Dalam kasus ini seharusnya KPPS terlebih dahulu mengecek berdasarkan nama dan alamat calon pemilih apakah terdaftar atau tidak di DPT atau pemilih tersebut masuk DPTb. “Ketika memang tercatat ya ga masalah. Tetapi jika tidak tercatat maka bukan lagi administrasi yang dilanggar tapi juga ada potensi pidana dan wajib PSU,” kata Neni.

Menurut Neni, jika masuk DPTb dan ada di A5 maka penanganan yang diberikan harus sesuai dengan daerah pemilihan pemilih.
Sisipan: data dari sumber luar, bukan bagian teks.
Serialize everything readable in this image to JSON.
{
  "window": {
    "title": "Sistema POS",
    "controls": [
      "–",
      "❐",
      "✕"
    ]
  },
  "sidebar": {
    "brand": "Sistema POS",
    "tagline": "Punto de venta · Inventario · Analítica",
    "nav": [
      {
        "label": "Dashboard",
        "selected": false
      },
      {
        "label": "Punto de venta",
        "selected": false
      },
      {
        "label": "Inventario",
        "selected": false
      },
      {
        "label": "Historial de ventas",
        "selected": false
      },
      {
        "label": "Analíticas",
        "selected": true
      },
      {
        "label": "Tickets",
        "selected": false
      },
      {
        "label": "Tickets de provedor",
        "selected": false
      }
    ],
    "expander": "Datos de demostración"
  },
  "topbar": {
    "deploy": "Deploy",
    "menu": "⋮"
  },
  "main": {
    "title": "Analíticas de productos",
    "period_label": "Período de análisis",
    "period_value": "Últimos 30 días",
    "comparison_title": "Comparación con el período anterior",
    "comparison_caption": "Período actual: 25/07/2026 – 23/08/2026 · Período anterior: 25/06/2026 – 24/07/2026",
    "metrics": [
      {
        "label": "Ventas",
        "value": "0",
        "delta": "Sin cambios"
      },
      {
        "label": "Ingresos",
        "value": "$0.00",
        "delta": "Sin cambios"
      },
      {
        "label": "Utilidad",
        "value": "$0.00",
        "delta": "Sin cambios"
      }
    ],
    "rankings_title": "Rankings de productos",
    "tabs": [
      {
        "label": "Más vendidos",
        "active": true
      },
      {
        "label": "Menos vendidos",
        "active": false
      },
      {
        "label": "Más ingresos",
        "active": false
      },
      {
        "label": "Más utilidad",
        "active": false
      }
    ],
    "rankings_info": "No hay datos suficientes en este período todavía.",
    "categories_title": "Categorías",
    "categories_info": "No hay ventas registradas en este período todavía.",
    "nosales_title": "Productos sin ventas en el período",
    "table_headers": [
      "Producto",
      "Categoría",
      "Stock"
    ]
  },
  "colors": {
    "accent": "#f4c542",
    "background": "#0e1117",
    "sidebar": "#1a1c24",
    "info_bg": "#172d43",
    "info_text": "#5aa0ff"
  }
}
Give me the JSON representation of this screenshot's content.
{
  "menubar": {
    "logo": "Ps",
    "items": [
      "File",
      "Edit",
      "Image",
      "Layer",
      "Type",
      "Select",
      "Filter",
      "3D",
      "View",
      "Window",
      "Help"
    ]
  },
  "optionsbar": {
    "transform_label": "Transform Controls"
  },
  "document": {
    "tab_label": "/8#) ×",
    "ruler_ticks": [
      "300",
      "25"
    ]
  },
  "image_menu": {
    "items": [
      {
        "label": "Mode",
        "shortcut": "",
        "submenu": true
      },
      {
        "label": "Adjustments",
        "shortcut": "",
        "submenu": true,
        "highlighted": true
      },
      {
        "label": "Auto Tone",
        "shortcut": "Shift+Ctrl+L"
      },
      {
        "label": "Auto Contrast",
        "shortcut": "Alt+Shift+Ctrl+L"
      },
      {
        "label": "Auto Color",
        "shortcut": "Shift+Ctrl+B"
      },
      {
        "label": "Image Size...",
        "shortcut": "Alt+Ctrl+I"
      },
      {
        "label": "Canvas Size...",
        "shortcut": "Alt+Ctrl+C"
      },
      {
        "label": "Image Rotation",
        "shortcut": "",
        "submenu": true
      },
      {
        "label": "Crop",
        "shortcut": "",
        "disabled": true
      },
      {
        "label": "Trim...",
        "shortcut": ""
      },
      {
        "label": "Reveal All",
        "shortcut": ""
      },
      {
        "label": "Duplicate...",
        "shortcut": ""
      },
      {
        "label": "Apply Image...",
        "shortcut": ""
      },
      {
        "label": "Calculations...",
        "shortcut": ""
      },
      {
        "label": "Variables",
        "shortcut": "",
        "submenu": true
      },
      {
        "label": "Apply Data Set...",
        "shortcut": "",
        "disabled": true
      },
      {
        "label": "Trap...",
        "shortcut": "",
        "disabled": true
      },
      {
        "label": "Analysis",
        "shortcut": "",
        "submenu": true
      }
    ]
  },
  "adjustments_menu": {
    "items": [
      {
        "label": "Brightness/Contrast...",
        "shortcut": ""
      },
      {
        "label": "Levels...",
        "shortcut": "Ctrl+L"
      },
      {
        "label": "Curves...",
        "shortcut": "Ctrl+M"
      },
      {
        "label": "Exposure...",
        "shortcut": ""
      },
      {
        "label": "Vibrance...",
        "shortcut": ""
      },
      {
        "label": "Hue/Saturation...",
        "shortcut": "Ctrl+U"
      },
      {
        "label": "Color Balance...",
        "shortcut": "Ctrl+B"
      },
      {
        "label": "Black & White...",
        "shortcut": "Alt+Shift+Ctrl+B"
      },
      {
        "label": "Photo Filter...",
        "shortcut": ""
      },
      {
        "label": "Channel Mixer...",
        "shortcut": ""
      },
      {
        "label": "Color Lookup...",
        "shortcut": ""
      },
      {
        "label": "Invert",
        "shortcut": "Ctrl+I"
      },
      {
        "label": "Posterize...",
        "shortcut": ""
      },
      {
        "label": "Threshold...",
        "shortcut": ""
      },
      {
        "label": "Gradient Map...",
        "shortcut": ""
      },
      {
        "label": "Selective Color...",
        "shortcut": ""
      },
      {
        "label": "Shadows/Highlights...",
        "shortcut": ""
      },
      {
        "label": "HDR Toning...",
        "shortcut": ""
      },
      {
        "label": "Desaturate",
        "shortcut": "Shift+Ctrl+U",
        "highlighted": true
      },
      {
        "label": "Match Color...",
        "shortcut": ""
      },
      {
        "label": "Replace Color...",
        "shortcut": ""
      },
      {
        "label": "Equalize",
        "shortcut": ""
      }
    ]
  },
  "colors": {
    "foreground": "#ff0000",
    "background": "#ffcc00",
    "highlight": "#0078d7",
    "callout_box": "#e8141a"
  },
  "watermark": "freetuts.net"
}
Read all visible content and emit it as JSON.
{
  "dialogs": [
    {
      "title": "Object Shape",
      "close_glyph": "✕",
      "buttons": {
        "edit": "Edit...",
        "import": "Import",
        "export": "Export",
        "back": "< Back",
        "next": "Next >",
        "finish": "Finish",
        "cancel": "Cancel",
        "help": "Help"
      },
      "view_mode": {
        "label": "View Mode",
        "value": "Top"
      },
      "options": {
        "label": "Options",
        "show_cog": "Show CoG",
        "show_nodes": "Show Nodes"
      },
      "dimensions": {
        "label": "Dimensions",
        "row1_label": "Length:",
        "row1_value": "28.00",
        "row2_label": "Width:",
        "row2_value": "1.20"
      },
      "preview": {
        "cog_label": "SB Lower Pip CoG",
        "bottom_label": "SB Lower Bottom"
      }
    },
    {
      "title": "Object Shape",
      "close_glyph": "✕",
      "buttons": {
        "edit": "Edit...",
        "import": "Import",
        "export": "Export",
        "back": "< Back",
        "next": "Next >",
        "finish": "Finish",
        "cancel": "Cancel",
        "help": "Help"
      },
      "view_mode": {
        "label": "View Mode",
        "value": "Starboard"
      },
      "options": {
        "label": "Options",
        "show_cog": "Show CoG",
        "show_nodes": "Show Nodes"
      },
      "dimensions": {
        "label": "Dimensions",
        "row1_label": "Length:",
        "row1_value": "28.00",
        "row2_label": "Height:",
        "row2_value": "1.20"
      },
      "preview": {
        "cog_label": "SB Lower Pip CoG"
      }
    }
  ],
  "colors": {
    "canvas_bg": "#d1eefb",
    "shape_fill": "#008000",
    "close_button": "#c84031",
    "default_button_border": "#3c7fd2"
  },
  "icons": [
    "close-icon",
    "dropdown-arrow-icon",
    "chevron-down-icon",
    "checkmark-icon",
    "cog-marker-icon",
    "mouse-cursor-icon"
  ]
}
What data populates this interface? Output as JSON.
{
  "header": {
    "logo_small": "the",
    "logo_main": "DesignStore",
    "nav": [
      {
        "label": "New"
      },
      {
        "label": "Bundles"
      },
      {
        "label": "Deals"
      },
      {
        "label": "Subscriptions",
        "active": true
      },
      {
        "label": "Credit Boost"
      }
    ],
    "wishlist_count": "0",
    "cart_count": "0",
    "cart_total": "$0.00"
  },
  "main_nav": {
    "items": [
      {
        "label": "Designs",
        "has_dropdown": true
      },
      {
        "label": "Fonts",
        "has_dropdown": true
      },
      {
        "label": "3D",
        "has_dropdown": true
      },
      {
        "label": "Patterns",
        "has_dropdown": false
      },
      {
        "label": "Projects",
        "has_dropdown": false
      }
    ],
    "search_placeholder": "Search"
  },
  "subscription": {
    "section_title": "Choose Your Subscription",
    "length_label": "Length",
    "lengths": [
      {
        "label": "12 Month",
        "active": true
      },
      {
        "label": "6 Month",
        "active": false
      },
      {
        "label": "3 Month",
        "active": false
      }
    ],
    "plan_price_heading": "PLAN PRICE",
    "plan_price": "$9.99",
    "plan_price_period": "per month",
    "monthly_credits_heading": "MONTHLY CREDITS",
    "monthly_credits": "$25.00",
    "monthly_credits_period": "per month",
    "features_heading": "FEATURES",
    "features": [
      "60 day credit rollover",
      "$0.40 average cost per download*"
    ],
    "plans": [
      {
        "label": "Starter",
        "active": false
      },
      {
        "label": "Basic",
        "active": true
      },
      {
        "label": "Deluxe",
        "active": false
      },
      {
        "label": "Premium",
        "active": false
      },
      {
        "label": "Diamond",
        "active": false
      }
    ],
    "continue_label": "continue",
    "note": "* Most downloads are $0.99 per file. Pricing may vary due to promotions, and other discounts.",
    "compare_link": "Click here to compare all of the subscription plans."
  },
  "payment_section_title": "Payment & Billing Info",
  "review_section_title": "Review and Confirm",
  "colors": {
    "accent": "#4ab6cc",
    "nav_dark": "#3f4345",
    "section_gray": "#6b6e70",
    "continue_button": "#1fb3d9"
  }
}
Bisa ia tidak mendapatkan 5 surat suara, melainkan 4, 3, 2, ataupun 1 suara saja.

Neni juga menyoroti peran KPU yang berpotensi melanggar etik jika tidak menindaklanjuti rekomendasi dari Bawaslu. “Jika surat rekomendasi sudah disampaikan dan tidak ditindaklanjuti oleh KPU, maka KPU juga dinyatakan melanggar etik,” tuturnya.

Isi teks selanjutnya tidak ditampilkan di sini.